Mark talked about the skills required by a Production Sound Mixer coming onto set, advising students to be instinctive, flexible and confident. “Each day, I come to work without an ideology – you have to be open to all the possibilities of that specific shot. Of course, you do your planning; but the truth of the scene reveals itself in a new light when the actors step onto set and you can start creating the specifics for that moment. That sense of instinct is scary but probably your most powerful tool. Once you have a fluency of instinct – not based on dialogue or the nuts and bolts, or anything on paper – you become invested in the dynamics, the breath, the motifs, the pitch; like a score”.

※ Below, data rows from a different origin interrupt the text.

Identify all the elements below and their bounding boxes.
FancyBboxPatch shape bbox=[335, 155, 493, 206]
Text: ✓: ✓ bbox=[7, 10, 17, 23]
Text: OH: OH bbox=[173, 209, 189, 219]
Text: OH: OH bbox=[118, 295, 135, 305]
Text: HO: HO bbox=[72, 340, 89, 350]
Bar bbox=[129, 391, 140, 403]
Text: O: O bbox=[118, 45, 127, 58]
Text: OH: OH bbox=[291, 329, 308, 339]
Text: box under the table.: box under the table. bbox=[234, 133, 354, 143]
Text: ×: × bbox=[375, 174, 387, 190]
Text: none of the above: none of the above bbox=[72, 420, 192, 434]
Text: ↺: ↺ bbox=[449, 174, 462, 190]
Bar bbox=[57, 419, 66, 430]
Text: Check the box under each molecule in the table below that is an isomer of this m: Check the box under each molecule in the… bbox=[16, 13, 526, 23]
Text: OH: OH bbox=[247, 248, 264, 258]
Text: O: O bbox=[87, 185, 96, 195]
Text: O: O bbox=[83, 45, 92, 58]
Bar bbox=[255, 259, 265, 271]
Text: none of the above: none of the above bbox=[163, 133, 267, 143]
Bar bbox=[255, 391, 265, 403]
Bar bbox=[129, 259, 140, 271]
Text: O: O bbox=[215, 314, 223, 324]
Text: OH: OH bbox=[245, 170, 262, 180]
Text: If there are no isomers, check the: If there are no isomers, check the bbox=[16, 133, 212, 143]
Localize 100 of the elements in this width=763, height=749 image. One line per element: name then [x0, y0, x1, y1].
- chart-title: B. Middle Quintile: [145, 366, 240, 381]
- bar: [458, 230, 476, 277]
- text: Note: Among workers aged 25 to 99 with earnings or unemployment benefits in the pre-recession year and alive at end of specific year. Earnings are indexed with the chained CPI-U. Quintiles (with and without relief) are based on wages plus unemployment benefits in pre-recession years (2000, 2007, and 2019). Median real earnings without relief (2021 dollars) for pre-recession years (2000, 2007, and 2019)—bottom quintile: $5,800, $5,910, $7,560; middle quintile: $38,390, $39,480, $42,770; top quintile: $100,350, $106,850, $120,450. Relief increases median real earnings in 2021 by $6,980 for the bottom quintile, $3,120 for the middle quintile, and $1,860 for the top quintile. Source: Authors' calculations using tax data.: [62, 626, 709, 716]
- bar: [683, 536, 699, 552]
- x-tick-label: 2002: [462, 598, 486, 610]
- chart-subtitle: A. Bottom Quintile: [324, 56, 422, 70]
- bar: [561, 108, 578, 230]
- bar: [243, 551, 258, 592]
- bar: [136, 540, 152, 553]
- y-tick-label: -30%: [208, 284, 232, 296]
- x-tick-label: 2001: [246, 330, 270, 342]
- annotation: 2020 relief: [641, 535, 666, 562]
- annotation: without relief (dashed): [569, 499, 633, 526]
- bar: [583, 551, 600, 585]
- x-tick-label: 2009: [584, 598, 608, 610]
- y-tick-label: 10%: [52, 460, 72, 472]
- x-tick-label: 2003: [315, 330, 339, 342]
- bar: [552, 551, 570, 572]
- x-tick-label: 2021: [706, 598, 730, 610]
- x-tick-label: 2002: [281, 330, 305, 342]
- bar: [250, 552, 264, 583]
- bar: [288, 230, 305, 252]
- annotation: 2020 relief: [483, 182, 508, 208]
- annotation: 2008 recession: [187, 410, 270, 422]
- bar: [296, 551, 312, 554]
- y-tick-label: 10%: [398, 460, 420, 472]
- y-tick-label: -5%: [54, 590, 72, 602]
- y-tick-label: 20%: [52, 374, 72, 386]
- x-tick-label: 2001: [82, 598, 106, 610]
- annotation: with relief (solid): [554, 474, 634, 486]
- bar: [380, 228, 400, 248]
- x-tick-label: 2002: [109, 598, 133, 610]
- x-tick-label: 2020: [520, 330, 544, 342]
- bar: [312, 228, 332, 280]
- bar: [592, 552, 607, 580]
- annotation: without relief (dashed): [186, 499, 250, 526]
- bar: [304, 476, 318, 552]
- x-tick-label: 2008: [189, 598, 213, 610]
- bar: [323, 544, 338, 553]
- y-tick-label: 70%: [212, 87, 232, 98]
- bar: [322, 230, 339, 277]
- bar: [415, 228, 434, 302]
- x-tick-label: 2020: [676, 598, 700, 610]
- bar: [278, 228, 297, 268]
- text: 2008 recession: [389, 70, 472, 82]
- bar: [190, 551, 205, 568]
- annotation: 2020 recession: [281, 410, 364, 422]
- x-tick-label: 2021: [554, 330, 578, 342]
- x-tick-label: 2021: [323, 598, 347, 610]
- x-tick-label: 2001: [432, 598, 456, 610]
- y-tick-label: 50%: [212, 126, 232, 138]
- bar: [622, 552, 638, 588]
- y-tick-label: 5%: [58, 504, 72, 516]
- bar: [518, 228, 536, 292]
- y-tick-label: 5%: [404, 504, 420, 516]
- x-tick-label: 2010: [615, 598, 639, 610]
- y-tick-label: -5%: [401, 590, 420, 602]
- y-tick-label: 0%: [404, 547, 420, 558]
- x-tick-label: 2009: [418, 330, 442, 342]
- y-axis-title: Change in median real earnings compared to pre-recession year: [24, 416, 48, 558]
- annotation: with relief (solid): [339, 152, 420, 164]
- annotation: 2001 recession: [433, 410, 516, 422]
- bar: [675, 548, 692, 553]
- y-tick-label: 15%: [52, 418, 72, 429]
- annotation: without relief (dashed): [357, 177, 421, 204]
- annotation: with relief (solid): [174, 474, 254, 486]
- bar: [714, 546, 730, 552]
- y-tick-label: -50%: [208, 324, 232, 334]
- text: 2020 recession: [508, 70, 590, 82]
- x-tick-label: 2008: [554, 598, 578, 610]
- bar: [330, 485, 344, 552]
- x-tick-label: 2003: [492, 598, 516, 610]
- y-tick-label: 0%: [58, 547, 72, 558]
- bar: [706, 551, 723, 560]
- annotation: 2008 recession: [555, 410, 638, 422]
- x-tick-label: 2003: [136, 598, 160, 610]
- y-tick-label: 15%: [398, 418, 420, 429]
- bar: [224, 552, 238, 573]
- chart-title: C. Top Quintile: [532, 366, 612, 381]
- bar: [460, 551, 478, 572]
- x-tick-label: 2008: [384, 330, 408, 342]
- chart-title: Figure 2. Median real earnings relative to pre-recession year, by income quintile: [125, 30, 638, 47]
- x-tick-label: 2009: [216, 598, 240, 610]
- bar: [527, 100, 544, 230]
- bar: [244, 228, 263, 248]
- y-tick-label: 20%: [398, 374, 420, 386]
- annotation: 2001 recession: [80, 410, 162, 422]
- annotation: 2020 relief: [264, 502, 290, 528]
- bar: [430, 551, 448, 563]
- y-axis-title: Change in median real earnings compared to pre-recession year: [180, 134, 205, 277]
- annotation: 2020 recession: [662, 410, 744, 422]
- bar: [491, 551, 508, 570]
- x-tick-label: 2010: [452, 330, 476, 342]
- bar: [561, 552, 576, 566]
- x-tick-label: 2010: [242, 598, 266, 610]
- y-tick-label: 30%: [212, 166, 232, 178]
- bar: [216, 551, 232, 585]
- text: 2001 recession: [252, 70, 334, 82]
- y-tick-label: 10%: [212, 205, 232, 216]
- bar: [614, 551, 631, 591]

A Composing MA student asked Mark to elaborate about the way beat and timing is used in sound design. Mark replied: “You’re spot on. It’s so much about beats and phrasing in creating sound for scenes. The same way an orchestra score works on moments of chaos, or rests of patience – that intimate and detailed fine tuning of the moment must be communicated through sound. That specific moment might have dozens of ‘sounds’ but honing in through beat, timing, resonance really shapes and clarifies the moment’s narrative. The storytelling is what matters.” Mark continued, captivating NFTS students with his brilliant and inspiring advice: “You have to learn how to improvise with sound, much in the same way that jazz musicians do. A band full of compelling and talented musicians all coming together. It’s joyous. I enjoy taking risks and work with instinct. It definitely is the food that fuels me.”

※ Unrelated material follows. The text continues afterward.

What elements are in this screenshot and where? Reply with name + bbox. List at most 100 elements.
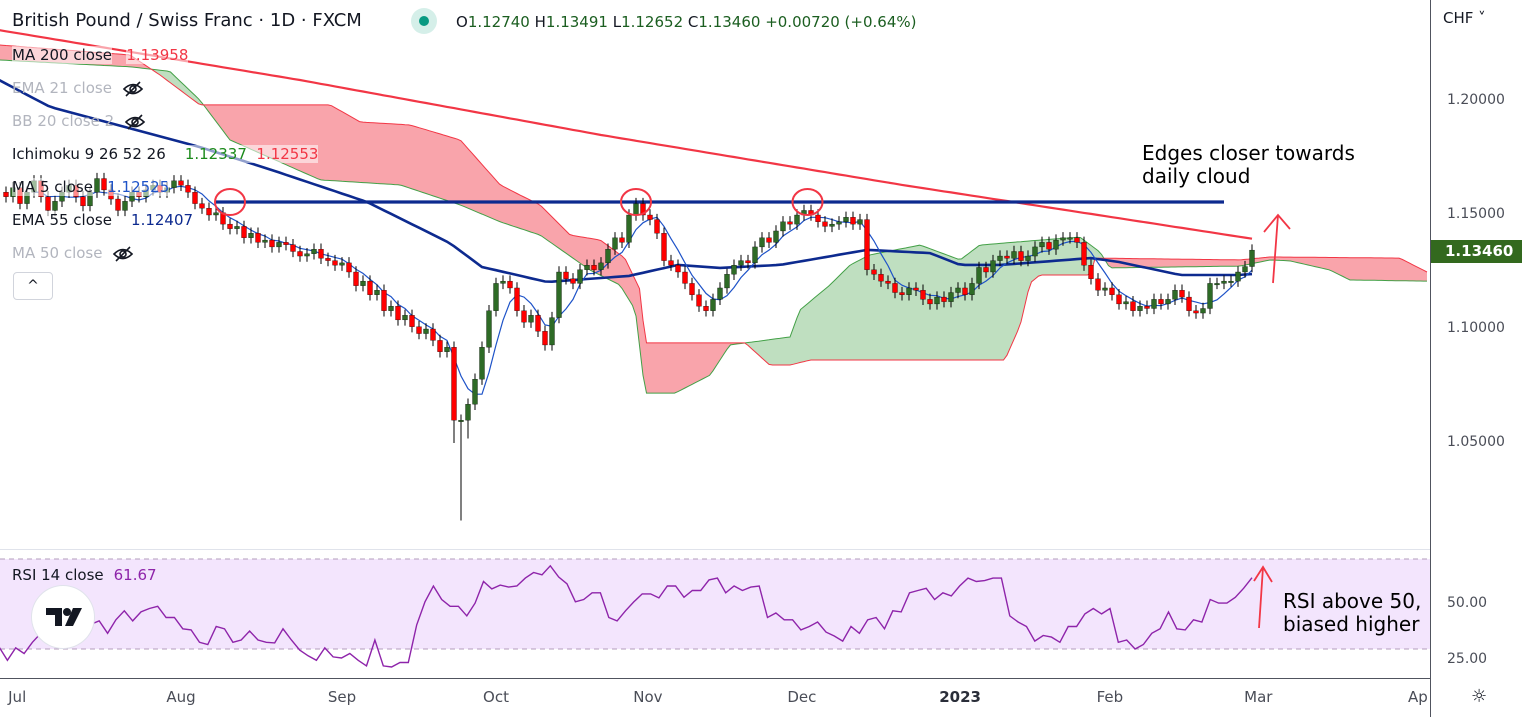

Mark showed students a fantastic clip from the J J Abrams film he worked on, Super 8 - a train derailment sending fiery debris flying as the movie's heroes are savagely interrupted from their make-shift low-budget movie making. Students inspired by the clip, asked about the techniques required on this genre of film and how that might alter his process. “I think you sometimes have to forget about the mechanical, technical process of work; it can become too artificial otherwise. At any moment, on any genre of filmmaking, a whole host of possibilities present themselves. It’s your job to bring it to fruition.”– and added: “The wind is a component, the shouting, the explosives, the gulps, the footsteps – J.J is present and he’s revealing to me, both in the script and on set what’s happening in that moment. As a filmmaker, our prime responsibility is to entertain – you’ll find the techniques you need to make that happen!”
Mark wrapped the masterclass by saying to NFTS students: “Each project is different. And with each project, you’ll learn more, you’ll become more creatively free, you’ll find new things you’re passionate about. That’s what’s exciting about this industry we all love so much. If you don’t love what you’re doing, you’re on the wrong journey!”